Technical Steering Committee
A Technical Steering Committee(TSC) for multiple projects serves as a replacement for the current BDFL that oversees a few of the projects that exist today. These changes should have a minimal impact to the day-to-day operations and governance model in order to make a transition smooth and timely.
This proposal provides enough initial structure to elect the committee and hand off responsibilities to this group of diverse individuals.
Edits to this charter requires that the projects the TSC oversees vote with a simple majority on all changes.
Small edits to this charter such as typos and formatting can be approved by the TSC members.
The Technical Steering Committee acts as an escalation point for conflicts within projects, encourage cross-project communication/coordination and help with project governance. The TSC is not involved in the day-to-day development or maintenance of the projects it represents, though, individuals on the committee may be maintainers and/or contributors to the projects. The committee does not make day-to-day technical decisions on architecture, code acceptance, or feature set but can resolve technical disputes in these areas when an issue has been escalated to the TSC by the community of the project. However, escalation should be considered a failure of the community process when unable to reach concensus on an issue.
The committee should:
- Serve as an escalation point for members of the community to file a dispute or report concerns on technical issues.
- Ensure that appropriate communication exists between projects.
- Keep a public record of escalations, actions, and decisions.
If non-technical issues are escalated to the TSC, the TSC should route the issue to the appropriate destination for the affected project. i.e. Code of Conduct issues to CNCF or Docker CoC boards.
Members do not have a set term limit, the seat they hold has a term limit. Members are rotated organically as seats expire and members are either re-elected or replaced.
Every two years the seats expire and a new election process begins. Members are able to re-run for election as long as they qualify for the Candidate Requirements.
A single company cannot hold more than 1/3 (one-third) of the seats on the committee.
Members of the TSC will be voted in by the maintainers of the projects that it represents. Each project receives one vote in the election. The departing BDFL, Solomon Hykes, will receive one vote in every election.
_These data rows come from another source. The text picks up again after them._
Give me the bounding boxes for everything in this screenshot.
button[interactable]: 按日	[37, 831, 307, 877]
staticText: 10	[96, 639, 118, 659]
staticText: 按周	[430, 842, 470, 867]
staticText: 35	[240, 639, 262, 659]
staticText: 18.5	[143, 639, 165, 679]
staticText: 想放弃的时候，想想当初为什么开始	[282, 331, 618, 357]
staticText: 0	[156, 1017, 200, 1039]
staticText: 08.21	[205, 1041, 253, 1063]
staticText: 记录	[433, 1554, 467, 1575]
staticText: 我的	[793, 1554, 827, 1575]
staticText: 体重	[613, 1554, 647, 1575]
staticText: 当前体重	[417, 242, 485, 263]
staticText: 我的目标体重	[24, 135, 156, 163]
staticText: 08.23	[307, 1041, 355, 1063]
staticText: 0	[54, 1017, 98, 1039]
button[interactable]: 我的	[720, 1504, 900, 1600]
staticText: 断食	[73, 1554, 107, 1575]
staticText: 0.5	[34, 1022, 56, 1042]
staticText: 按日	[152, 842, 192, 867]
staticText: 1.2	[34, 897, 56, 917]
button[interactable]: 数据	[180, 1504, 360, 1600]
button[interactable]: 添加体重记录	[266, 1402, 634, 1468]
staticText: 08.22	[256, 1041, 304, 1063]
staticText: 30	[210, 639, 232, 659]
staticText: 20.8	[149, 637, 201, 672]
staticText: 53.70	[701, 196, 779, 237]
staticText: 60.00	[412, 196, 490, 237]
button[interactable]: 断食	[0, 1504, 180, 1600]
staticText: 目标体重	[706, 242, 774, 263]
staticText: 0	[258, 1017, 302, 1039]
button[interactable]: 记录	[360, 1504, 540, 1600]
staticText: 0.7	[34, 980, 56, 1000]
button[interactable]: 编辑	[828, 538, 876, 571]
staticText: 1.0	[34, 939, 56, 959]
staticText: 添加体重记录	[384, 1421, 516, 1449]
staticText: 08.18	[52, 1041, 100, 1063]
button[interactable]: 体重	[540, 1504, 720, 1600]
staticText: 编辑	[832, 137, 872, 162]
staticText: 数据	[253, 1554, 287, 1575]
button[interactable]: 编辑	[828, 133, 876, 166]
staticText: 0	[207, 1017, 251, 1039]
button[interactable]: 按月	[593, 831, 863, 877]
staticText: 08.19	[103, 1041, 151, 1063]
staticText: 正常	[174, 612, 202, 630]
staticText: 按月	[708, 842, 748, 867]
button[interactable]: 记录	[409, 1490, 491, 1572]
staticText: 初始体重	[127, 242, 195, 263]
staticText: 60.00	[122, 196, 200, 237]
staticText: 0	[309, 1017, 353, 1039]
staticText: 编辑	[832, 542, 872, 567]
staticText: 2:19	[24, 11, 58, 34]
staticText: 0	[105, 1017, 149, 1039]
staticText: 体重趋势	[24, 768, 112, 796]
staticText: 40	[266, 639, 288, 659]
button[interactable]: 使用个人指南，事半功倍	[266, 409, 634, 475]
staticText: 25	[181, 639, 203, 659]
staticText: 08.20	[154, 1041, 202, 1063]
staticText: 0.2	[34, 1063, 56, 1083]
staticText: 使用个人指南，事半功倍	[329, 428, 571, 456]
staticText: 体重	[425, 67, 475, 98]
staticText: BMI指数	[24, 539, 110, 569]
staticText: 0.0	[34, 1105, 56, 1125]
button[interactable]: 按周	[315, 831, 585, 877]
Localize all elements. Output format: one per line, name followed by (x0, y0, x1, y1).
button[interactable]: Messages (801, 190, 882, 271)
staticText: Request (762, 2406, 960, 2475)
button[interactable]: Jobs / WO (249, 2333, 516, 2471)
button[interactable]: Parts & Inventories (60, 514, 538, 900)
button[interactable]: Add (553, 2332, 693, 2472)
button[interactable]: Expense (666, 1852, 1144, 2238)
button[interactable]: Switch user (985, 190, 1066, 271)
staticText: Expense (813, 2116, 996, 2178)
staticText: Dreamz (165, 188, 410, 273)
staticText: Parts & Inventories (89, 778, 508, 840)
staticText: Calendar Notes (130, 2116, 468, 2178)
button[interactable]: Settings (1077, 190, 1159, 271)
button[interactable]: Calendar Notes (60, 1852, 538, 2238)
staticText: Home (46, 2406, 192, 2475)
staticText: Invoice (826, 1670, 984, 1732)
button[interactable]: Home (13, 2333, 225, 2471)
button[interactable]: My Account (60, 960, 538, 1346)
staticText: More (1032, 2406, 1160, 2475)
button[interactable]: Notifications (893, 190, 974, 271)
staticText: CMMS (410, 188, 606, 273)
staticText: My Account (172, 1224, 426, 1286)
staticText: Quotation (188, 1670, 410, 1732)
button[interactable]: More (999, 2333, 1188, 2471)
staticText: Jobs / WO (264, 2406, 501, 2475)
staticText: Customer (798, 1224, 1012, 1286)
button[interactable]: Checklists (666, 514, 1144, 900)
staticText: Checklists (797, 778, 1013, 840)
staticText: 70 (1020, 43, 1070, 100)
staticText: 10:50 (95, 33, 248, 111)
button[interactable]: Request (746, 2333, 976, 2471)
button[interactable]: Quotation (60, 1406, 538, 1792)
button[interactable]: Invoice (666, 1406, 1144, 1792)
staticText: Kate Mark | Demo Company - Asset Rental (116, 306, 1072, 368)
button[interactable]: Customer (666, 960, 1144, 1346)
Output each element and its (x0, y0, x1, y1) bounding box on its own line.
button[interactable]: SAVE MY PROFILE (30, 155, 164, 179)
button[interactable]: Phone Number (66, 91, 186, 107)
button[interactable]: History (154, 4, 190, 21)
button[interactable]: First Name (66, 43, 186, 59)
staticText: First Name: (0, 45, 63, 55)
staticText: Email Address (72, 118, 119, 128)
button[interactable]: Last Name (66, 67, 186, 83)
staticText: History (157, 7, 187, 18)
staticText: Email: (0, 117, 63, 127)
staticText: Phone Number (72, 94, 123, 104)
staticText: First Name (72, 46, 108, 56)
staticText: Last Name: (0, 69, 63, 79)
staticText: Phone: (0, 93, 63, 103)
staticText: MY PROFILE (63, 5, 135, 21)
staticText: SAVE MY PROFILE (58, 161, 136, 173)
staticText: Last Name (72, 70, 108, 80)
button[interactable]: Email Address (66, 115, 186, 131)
The top 7 candidates will comprise the TSC. Elections will be handled via http://civs.cs.cornell.edu/ using ranked voting. Each project will receive one vote that the maintainers of the project must decide on. This ensures projects with a large number of maintainers will not be able to influence the voting more than smaller projects. It is up to the projects to determine how they want to rank their votes in an election. A suggested method for projects is to use the same ranked voting with their maintainers to cast their vote.
Why ranked voting?: “Ranked-choice voting gives more accurate results because it collects more information from voters. It also helps avoid vote splitting and spoilers.”
- Anyone is eligible.
- Must be sponsored by a maintainer of a TSC represented project.
- Maintainers cannot sponsor themselves.